Question

Consider a uniform cubical box of side $a$ on a rough floor that is to be moved by applying minimum possible force $F$ at a point above its centre of mass (see figure). If the coefficient of friction is $\mu =0.4$, the maximum value of $100\times \frac{b}{a}$ for the box not to topple before moving is $\_\_\_\_\_$.

Answer 1

Step 1. Given Data,

Side of a uniform cubical box $=a$

Distance between center of mass and force $=b$

Force above its center of mass $=F$

Coefficient of friction $\mu =0.4$,

Step 2. We have to calculate the maximum value of $100\times \frac{b}{a}$,

Force balances kinetic friction so that the block can move.

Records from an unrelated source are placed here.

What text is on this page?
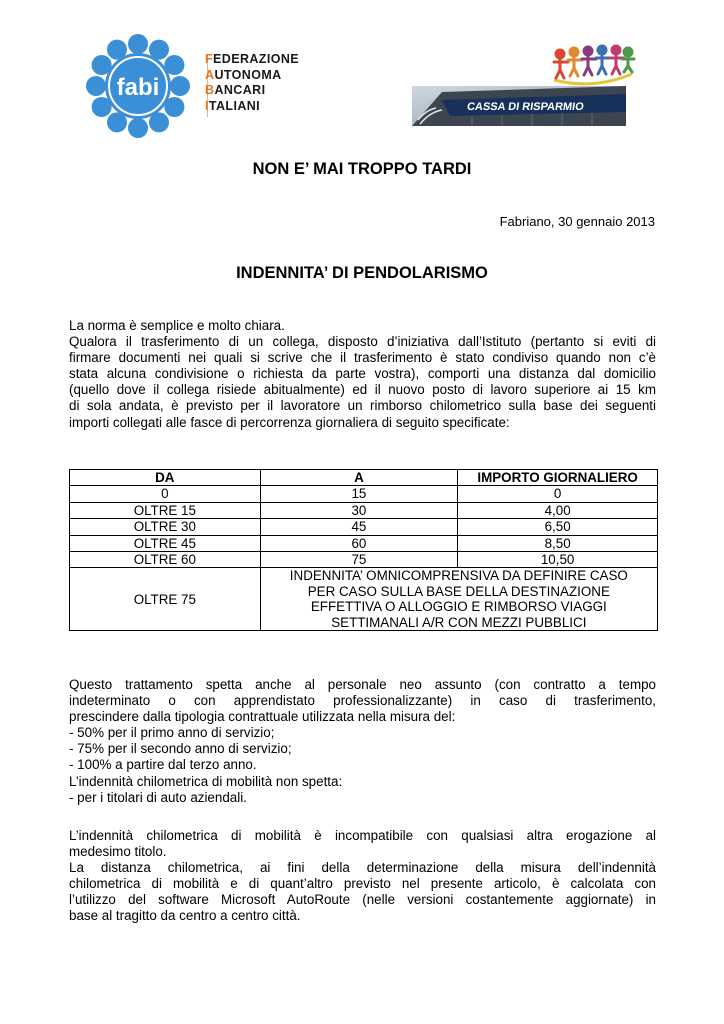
fabi
FEDERAZIONE
AUTONOMA
BANCARI
ITALIANI	CASSA DI RISPARMIO
NON E’ MAI TROPPO TARDI
Fabriano, 30 gennaio 2013
INDENNITA’ DI PENDOLARISMO
La norma è semplice e molto chiara.
Qualora il trasferimento di un collega, disposto d’iniziativa dall’Istituto (pertanto si eviti di
firmare documenti nei quali si scrive che il trasferimento è stato condiviso quando non c’è
stata alcuna condivisione o richiesta da parte vostra), comporti una distanza dal domicilio
(quello dove il collega risiede abitualmente) ed il nuovo posto di lavoro superiore ai 15 km
di sola andata, è previsto per il lavoratore un rimborso chilometrico sulla base dei seguenti
importi collegati alle fasce di percorrenza giornaliera di seguito specificate:
DA	A	IMPORTO GIORNALIERO
0	15	0
OLTRE 15	30	4,00
OLTRE 30	45	6,50
OLTRE 45	60	8,50
OLTRE 60	75	10,50
OLTRE 75	INDENNITA’ OMNICOMPRENSIVA DA DEFINIRE CASO
PER CASO SULLA BASE DELLA DESTINAZIONE
EFFETTIVA O ALLOGGIO E RIMBORSO VIAGGI
SETTIMANALI A/R CON MEZZI PUBBLICI	
Questo trattamento spetta anche al personale neo assunto (con contratto a tempo
indeterminato o con apprendistato professionalizzante) in caso di trasferimento,
prescindere dalla tipologia contrattuale utilizzata nella misura del:
- 50% per il primo anno di servizio;
- 75% per il secondo anno di servizio;
- 100% a partire dal terzo anno.
L’indennità chilometrica di mobilità non spetta:
- per i titolari di auto aziendali.
L’indennità chilometrica di mobilità è incompatibile con qualsiasi altra erogazione al
medesimo titolo.
La distanza chilometrica, ai fini della determinazione della misura dell’indennità
chilometrica di mobilità e di quant’altro previsto nel presente articolo, è calcolata con
l’utilizzo del software Microsoft AutoRoute (nelle versioni costantemente aggiornate) in
base al tragitto da centro a centro città.
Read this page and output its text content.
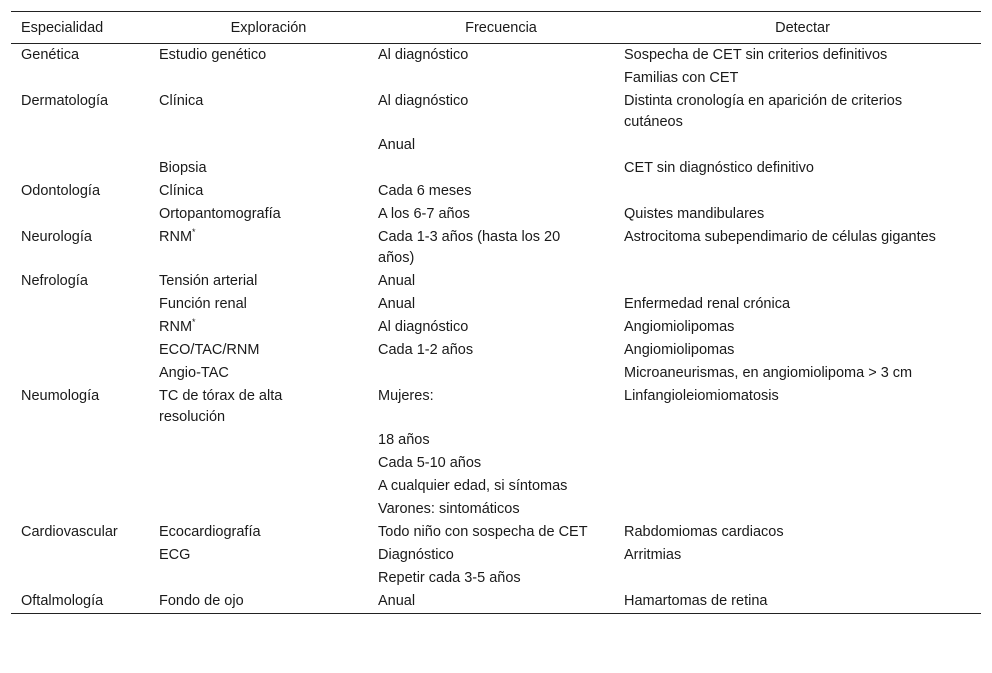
Especialidad	Exploración	Frecuencia	Detectar

Genética	Estudio genético	Al diagnóstico	Sospecha de CET sin criterios definitivos

			Familias con CET

Dermatología	Clínica	Al diagnóstico	Distinta cronología en aparición de criterios cutáneos

		Anual	

	Biopsia		CET sin diagnóstico definitivo

Odontología	Clínica	Cada 6 meses	

	Ortopantomografía	A los 6-7 años	Quistes mandibulares

Neurología	RNM*	Cada 1-3 años (hasta los 20 años)	Astrocitoma subependimario de células gigantes

Nefrología	Tensión arterial	Anual	

	Función renal	Anual	Enfermedad renal crónica

	RNM*	Al diagnóstico	Angiomiolipomas

	ECO/TAC/RNM	Cada 1-2 años	Angiomiolipomas

	Angio-TAC		Microaneurismas, en angiomiolipoma > 3 cm

Neumología	TC de tórax de alta resolución	Mujeres:	Linfangioleiomiomatosis

		18 años	

		Cada 5-10 años	

		A cualquier edad, si síntomas	

		Varones: sintomáticos	

Cardiovascular	Ecocardiografía	Todo niño con sospecha de CET	Rabdomiomas cardiacos

	ECG	Diagnóstico	Arritmias

		Repetir cada 3-5 años	

Oftalmología	Fondo de ojo	Anual	Hamartomas de retina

So, Force $F=\mu mg$(where, $\mu$is frictional constant, $m$is mass, $g$is gravity)

For no toppling, the net torque about the bottom right edge should be zero.

$$\begin{gathered} F\left[\left(\frac{a}{2}\right)+b\right]\le mg\left(\frac{a}{2}\right) \\ \Rightarrow \mu mg\left[\left(\frac{a}{2}\right)+b\right]\le mg\left(\frac{a}{2}\right) \\ \Rightarrow \mu \left[\left(\frac{a}{2}\right)+b\right]\le \left(\frac{a}{2}\right) \\ \Rightarrow 0.2a+0.4b\le 0.5a \\ \Rightarrow 0.4b\le 0.3a \\ \Rightarrow b\le \left(\frac{3}{4}\right)a \end{gathered}$$

But, the maximum value of $b$ can only be $0.5$ .

Hence the maximum value of $100\times \frac{b}{a}$ is $50.$